イオは背中に感じた声に反射的に振り返った。


何事かと思い見ると、ロキがこちらに駆けてくる。


先程の声はロキのものだった。



「どうしたの、ロキ…?」

イオは驚いた様子でロキの宝石のような紫の瞳を見つめた。



「あ…、呼び止めちゃってごめん。

――俺、一人で旅立つイオちゃんが心配で心配で…。

だから、これ…っ」


顔を赤くして直ぐ様下を向いてしまったロキは、イオにきゅっと何かを握り締めた手を差し出した。



ゆっくりと緩め開かれるロキの掌には、漆黒の輝きを放つ宝石のような美しい欠片が乗っていた。



「すっごく綺麗…。

これ、何かの宝石?」


イオはロキが差し出してきた欠片を手に取り、太陽に透かしたりして眺めた。


光を集め、不思議な輝きを放つ黒い欠片。
薄く、しかししっかりと硬く、艶があり、それだけで一つの芸術品のようだ。




「あ、これ宝石じゃなくて、俺の鱗…。


俺たち飛龍の鱗には不思議な力があるって言われてるんだ。
俺もよくわからないんだけど…もしその言い伝えが本当なら、イオちゃんを守る力があるかもって思ってさ…。

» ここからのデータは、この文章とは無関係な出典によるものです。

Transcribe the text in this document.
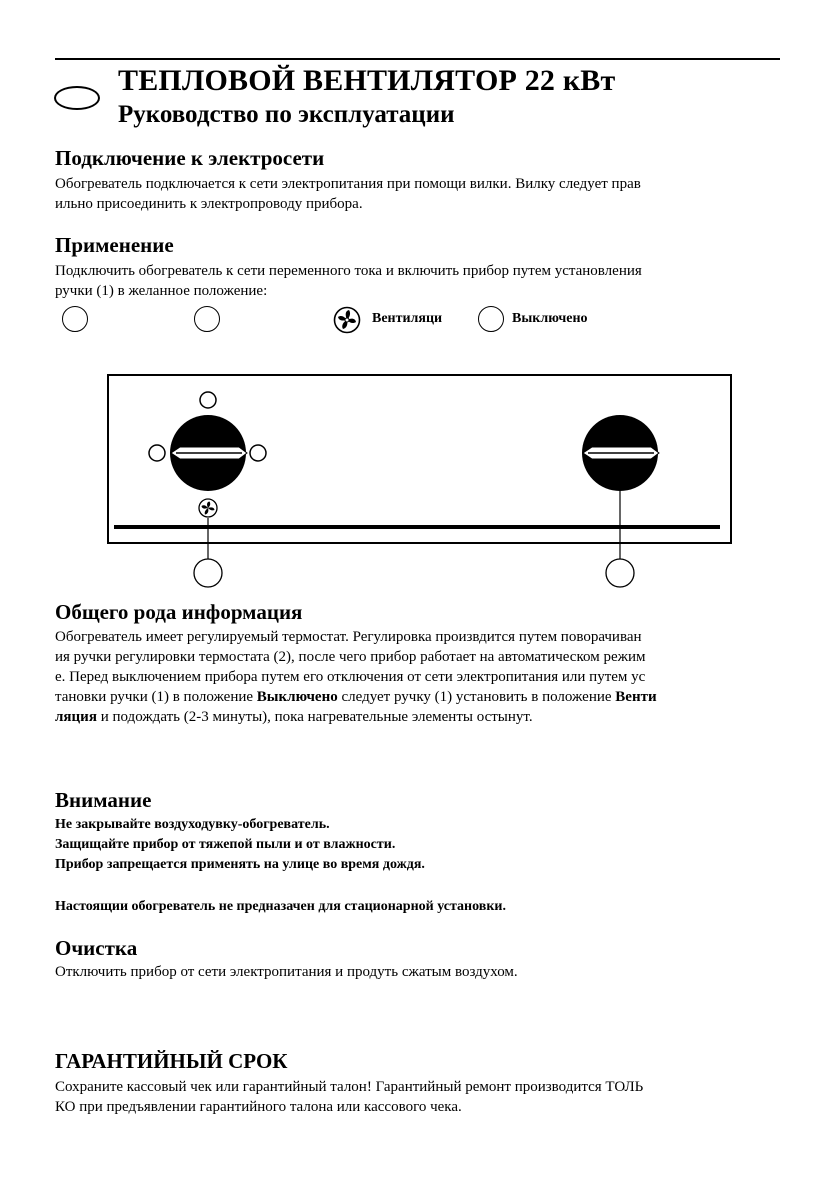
ТЕПЛОВОЙ ВЕНТИЛЯТОР 22 кВт
Руководство по эксплуатации
Подключение к электросети
Обогреватель подключается к сети электропитания при помощи вилки. Вилку следует прав
ильно присоединить к электропроводу прибора.
Применение
Подключить обогреватель к сети переменного тока и включить прибор путем установления
ручки (1) в желанное положение:
Вентиляци	Выключено
Общего рода информация
Обогреватель имеет регулируемый термостат. Регулировка произвдится путем поворачиван
ия ручки регулировки термостата (2), после чего прибор работает на автоматическом режим
е. Перед выключением прибора путем его отключения от сети электропитания или путем ус
тановки ручки (1) в положение Выключено следует ручку (1) установить в положение Венти
ляция и подождать (2-3 минуты), пока нагревательные элементы остынут.
Внимание
Не закрывайте воздуходувку-обогреватель.
Защищайте прибор от тяжепой пыли и от влажности.
Прибор запрещается применять на улице во время дождя.
Настоящии обогреватель не предназачен для стационарной установки.
Очистка
Отключить прибор от сети электропитания и продуть сжатым воздухом.
ГАРАНТИЙНЫЙ СРОК
Сохраните кассовый чек или гарантийный талон! Гарантийный ремонт производится ТОЛЬ
КО при предъявлении гарантийного талона или кассового чека.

ま、まぁ俺みたいな落ちこぼれ龍の鱗だからイオちゃんの力になれるか微妙だけど………しょぼいお守りだと思って持っていってくださいっ」


照れながらもロキはイオに頭を下げる。
黒と金のツートーンカラーなロキの奇抜な髪が、さらりと風に揺れた。



「ロキ、ありがとう。

でも鱗…大丈夫なの…?」


黒いロキの鱗…。
一度抜いたらもう二度と再生しないのではないかと、イオは心配になってしまった。



「一枚だけだし大丈夫だよ。
それにさ、しばらくしたら再生するんだ、あれ」


ロキは白い牙を少し見せて笑った。
人間の姿をとっていても、やはり龍だ…。

龍であるときのロキは、黒く、しなやかな美しい龍。


「なら、よかった。
ありがとう。ロキのお守り、大切にするね」


イオは瞳を閉じ、ロキの鱗を胸の前でしっかり握り締めた。